Les enseignants de Guéra prolongent la grève : le salaire de février 2026 en jeu.
Les Enseignants du Guéra Prolongent leur Grève Face à des Retards Salariaux
Les enseignants de la province du Guéra, réunis à Mongo, ont décidé de poursuivre le mouvement de grève amorcé le 2 mars 2026.
La Confrontation Persistante
Réunis à l’école du centre de Mongo, les membres du Syndicat des Enseignants du Tchad (SET) ont évalué le déroulement de leur grève en cours. Au terme de cette assemblée générale, tenue le samedi 14 mars 2026, il a été constaté que des retards de paiement des salaires, datant du mois de février, concernaient encore de nombreux enseignants. Cette situation alimente un profond mécontentement parmi les éducateurs.

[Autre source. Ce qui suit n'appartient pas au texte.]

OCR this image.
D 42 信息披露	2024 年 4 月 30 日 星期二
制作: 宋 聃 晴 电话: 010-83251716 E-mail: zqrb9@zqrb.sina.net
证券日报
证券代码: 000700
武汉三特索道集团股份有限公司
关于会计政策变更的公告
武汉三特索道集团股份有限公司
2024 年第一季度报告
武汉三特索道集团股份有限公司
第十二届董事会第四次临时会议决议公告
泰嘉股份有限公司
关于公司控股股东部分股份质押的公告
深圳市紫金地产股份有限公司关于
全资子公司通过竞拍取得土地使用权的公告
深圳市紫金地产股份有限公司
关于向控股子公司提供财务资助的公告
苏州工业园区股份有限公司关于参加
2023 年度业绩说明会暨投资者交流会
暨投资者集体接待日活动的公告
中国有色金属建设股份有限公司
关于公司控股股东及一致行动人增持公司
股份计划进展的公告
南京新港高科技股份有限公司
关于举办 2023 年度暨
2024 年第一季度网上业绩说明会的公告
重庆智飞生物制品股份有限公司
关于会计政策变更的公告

Les Motivations Derrière la Grève
La grève, débutée le 2 mars, a pour origine principale les retards répétés dans le versement des rémunérations. Malgré les attentes initiales d’une résolution rapide, la persistance de cette situation a renforcé la détermination des enseignants, qui exigent le paiement total des salaires dus avant de reprendre leurs fonctions.

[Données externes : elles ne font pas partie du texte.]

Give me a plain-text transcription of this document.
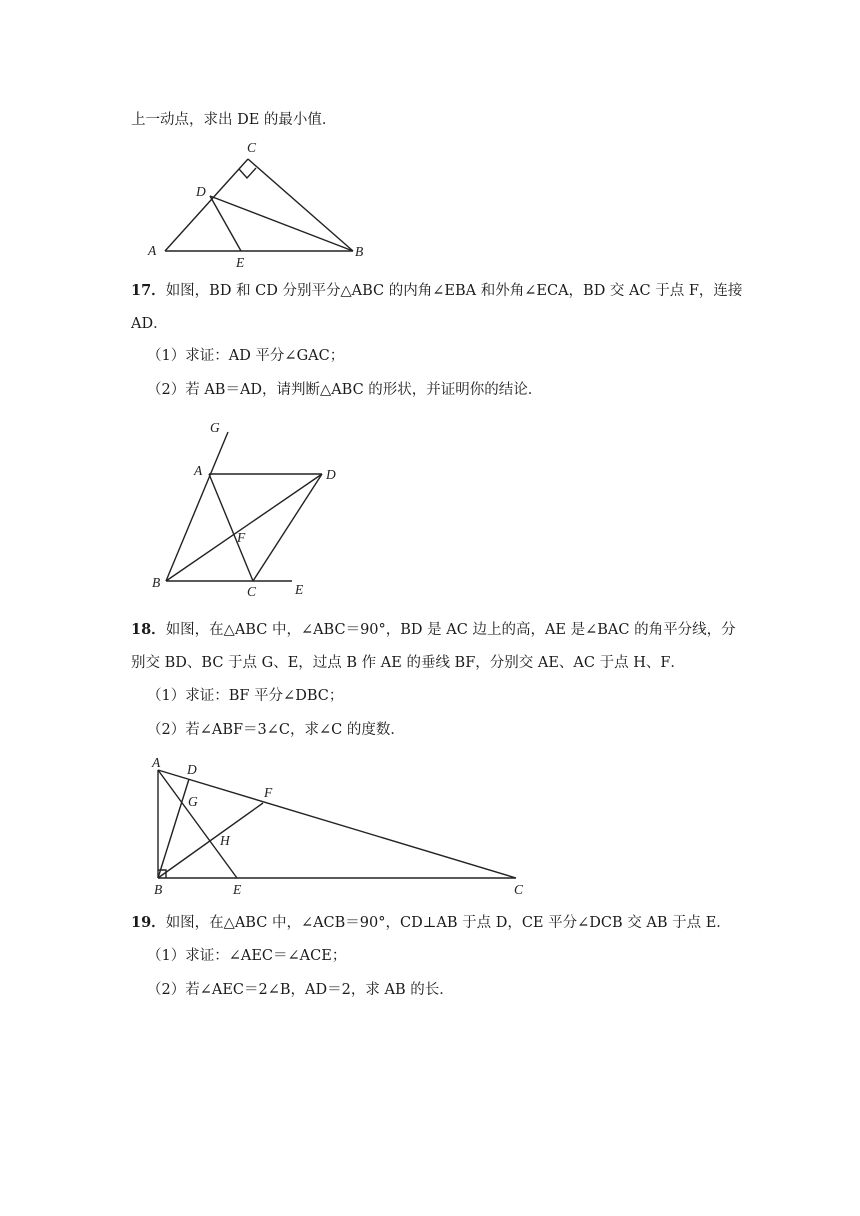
上一动点，求出 DE 的最小值．
C
D
A
E
B
17．如图，BD 和 CD 分别平分△ABC 的内角∠EBA 和外角∠ECA，BD 交 AC 于点 F，连接
AD．
（1）求证：AD 平分∠GAC；
（2）若 AB＝AD，请判断△ABC 的形状，并证明你的结论．
G
A	D
F
B
C	E
18．如图，在△ABC 中，∠ABC＝90°，BD 是 AC 边上的高，AE 是∠BAC 的角平分线，分
别交 BD、BC 于点 G、E，过点 B 作 AE 的垂线 BF，分别交 AE、AC 于点 H、F．
（1）求证：BF 平分∠DBC；
（2）若∠ABF＝3∠C，求∠C 的度数．
A D
G
F
H
B	E	C
19．如图，在△ABC 中，∠ACB＝90°，CD⊥AB 于点 D，CE 平分∠DCB 交 AB 于点 E．
（1）求证：∠AEC＝∠ACE；
（2）若∠AEC＝2∠B，AD＝2，求 AB 的长．
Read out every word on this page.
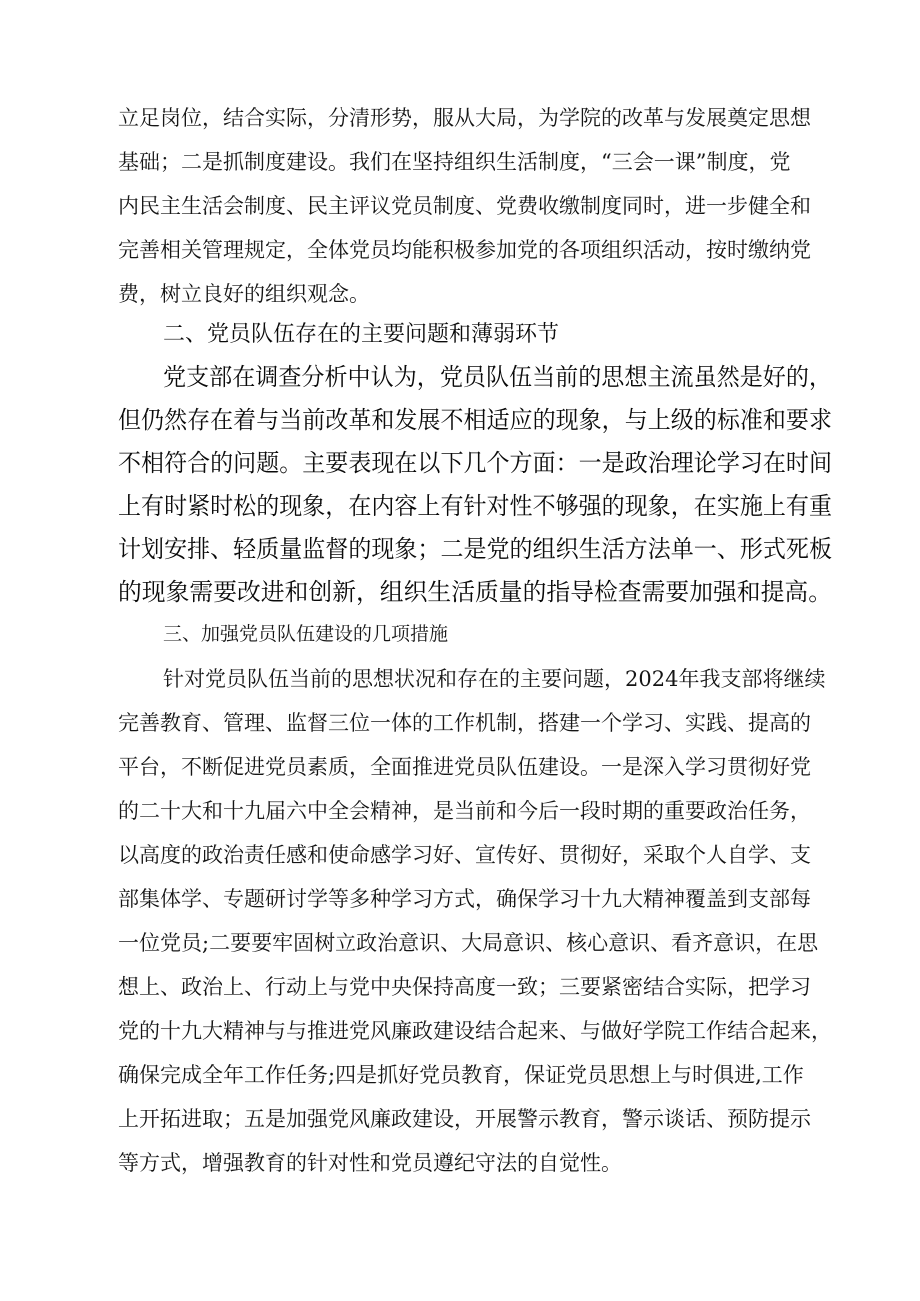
立足岗位，结合实际，分清形势，服从大局，为学院的改革与发展奠定思想
基础；二是抓制度建设。我们在坚持组织生活制度，“三会一课”制度，党
内民主生活会制度、民主评议党员制度、党费收缴制度同时，进一步健全和
完善相关管理规定，全体党员均能积极参加党的各项组织活动，按时缴纳党
费，树立良好的组织观念。
二、党员队伍存在的主要问题和薄弱环节
党支部在调查分析中认为，党员队伍当前的思想主流虽然是好的，
但仍然存在着与当前改革和发展不相适应的现象，与上级的标准和要求
不相符合的问题。主要表现在以下几个方面：一是政治理论学习在时间
上有时紧时松的现象，在内容上有针对性不够强的现象，在实施上有重
计划安排、轻质量监督的现象；二是党的组织生活方法单一、形式死板
的现象需要改进和创新，组织生活质量的指导检查需要加强和提高。
三、加强党员队伍建设的几项措施
针对党员队伍当前的思想状况和存在的主要问题，2024年我支部将继续
完善教育、管理、监督三位一体的工作机制，搭建一个学习、实践、提高的
平台，不断促进党员素质，全面推进党员队伍建设。一是深入学习贯彻好党
的二十大和十九届六中全会精神，是当前和今后一段时期的重要政治任务，
以高度的政治责任感和使命感学习好、宣传好、贯彻好，采取个人自学、支
部集体学、专题研讨学等多种学习方式，确保学习十九大精神覆盖到支部每
一位党员;二要要牢固树立政治意识、大局意识、核心意识、看齐意识，在思
想上、政治上、行动上与党中央保持高度一致；三要紧密结合实际，把学习
党的十九大精神与与推进党风廉政建设结合起来、与做好学院工作结合起来，
确保完成全年工作任务;四是抓好党员教育，保证党员思想上与时俱进,工作
上开拓进取；五是加强党风廉政建设，开展警示教育，警示谈话、预防提示
等方式，增强教育的针对性和党员遵纪守法的自觉性。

Enjeu Éducatif et Réaction des Enseignants
Cette mobilisation s’inscrit dans un contexte où la continuité des activités scolaires est menacée. Les militants du SET ont publiquement exprimé leur frustration face à l’inaction perçue des autorités compétentes, exhortant ces dernières à prendre les mesures nécessaires pour résoudre le problème salarial. L’incapacité à trouver une solution rapide pourrait entraîner une perturbation accrue de l’éducation dans la région du Guéra.

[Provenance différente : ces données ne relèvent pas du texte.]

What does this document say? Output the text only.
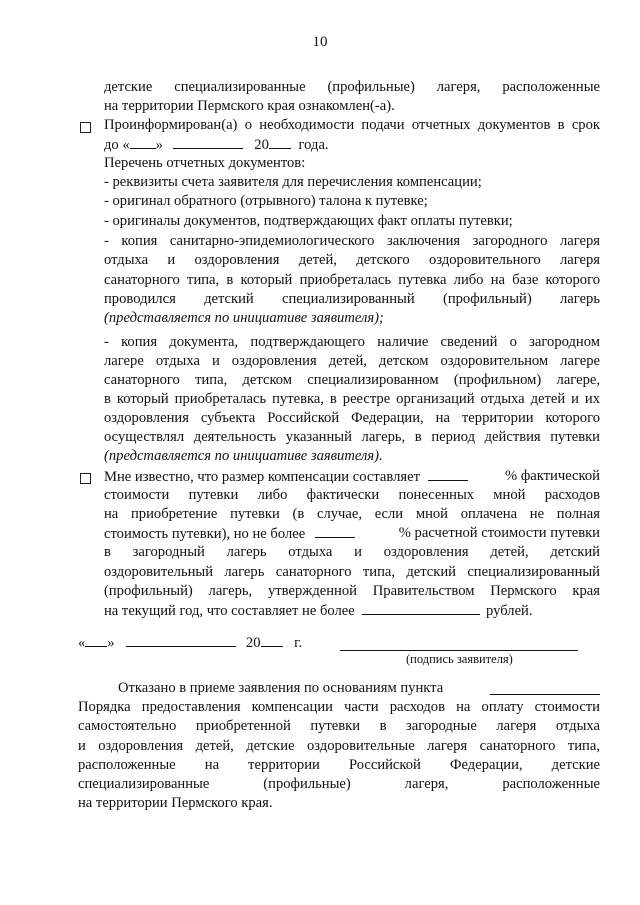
10
детские специализированные (профильные) лагеря, расположенные
на территории Пермского края ознакомлен(-а).
Проинформирован(а) о необходимости подачи отчетных документов в срок
до « »	20 года.
Перечень отчетных документов:
- реквизиты счета заявителя для перечисления компенсации;
- оригинал обратного (отрывного) талона к путевке;
- оригиналы документов, подтверждающих факт оплаты путевки;
- копия санитарно-эпидемиологического заключения загородного лагеря
отдыха и оздоровления детей, детского оздоровительного лагеря
санаторного типа, в который приобреталась путевка либо на базе которого
проводился детский специализированный (профильный) лагерь
(представляется по инициативе заявителя);
- копия документа, подтверждающего наличие сведений о загородном
лагере отдыха и оздоровления детей, детском оздоровительном лагере
санаторного типа, детском специализированном (профильном) лагере,
в который приобреталась путевка, в реестре организаций отдыха детей и их
оздоровления субъекта Российской Федерации, на территории которого
осуществлял деятельность указанный лагерь, в период действия путевки
(представляется по инициативе заявителя).
Мне известно, что размер компенсации составляет	% фактической
стоимости путевки либо фактически понесенных мной расходов
на приобретение путевки (в случае, если мной оплачена не полная
стоимость путевки), но не более	% расчетной стоимости путевки
в загородный лагерь отдыха и оздоровления детей, детский
оздоровительный лагерь санаторного типа, детский специализированный
(профильный) лагерь, утвержденной Правительством Пермского края
на текущий год, что составляет не более	рублей.
« »	20 г.
(подпись заявителя)
Отказано в приеме заявления по основаниям пункта
Порядка предоставления компенсации части расходов на оплату стоимости
самостоятельно приобретенной путевки в загородные лагеря отдыха
и оздоровления детей, детские оздоровительные лагеря санаторного типа,
расположенные на территории Российской Федерации, детские
специализированные (профильные) лагеря, расположенные
на территории Пермского края.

Perspectives et Conclusion
Alors que la pression s’intensifie, les regards se tournent vers les responsables administratifs et politiques pour trouver une issue à cette impasse. La communauté éducative espère vivement que des actions concrètes seront entreprises pour éviter une crise prolongée affectant l’éducation des jeunes dans la province.
Jonas Deguessé, correspondant local, souligne l’urgence d’une résolution afin de stabiliser l’environnement scolaire et satisfaire aux besoins légitimes des enseignants.